One thing I’ve always seen as a blind spot for me is the selection of yeast. It’s the linchpin to the development of wine, but here I am: guessing at what to use based on what I’m reading in online charts and anecdotes. In the theme of this blog then: time to document this stuff. Let’s figure out what the differences are between the major commercial yeasts out there.

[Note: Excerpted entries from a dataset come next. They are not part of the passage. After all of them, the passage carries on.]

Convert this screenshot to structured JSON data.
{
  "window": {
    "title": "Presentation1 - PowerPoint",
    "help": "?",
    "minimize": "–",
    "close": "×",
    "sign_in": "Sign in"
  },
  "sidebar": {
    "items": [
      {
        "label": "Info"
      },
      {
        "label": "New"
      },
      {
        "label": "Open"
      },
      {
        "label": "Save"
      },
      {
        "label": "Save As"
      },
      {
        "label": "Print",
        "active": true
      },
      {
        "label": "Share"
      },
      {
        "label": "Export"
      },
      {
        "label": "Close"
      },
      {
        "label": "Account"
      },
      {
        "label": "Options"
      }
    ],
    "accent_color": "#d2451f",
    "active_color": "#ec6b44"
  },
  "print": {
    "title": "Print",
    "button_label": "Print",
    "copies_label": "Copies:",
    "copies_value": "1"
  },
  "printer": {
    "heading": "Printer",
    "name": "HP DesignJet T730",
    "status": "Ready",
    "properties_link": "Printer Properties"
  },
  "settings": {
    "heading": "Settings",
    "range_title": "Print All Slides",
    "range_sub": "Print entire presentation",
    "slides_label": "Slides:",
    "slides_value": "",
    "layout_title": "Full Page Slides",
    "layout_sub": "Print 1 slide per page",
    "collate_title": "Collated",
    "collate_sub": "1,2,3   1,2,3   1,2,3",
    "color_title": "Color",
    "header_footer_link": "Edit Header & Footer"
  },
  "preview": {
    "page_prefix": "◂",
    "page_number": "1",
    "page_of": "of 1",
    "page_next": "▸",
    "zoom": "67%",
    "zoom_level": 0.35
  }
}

Now, yes, I did just narrow this to commercial yeast strains and cut out the wild strains that some of my favorite wines/wineries use. But that can’t really be replicated (as I have discovered!) without a great deal of trespassing in the dead of night. I could test any wild strains that are hanging out in my basement — I have heard that a former tenant a few decades ago made wine down there — but it’s hard to see that it would be replicable in the future. So if I’m going to run some tests, I’m pretty much limited to the commercial yeast strains.
The Testing Plan
So here’s the plan as it stands today: I hope to run three different trials of yeast, testing three strains each trial, in three one-gallon jugs. In an effort to keep as many variables constant as possible, I’ll be using the same juice medium and storing them in the same dark closet which typically stays in the neighborhood of 68 degrees.
I’ll run each fermentation until it stops. This may be different for the different strains, so it wouldn’t surprise me if one finished up before the others. What I hope to do is taste it once when fermentation has stopped and then again a few weeks later to see if anything has changed. As I’m writing this, I think that means that I just committed to bottling.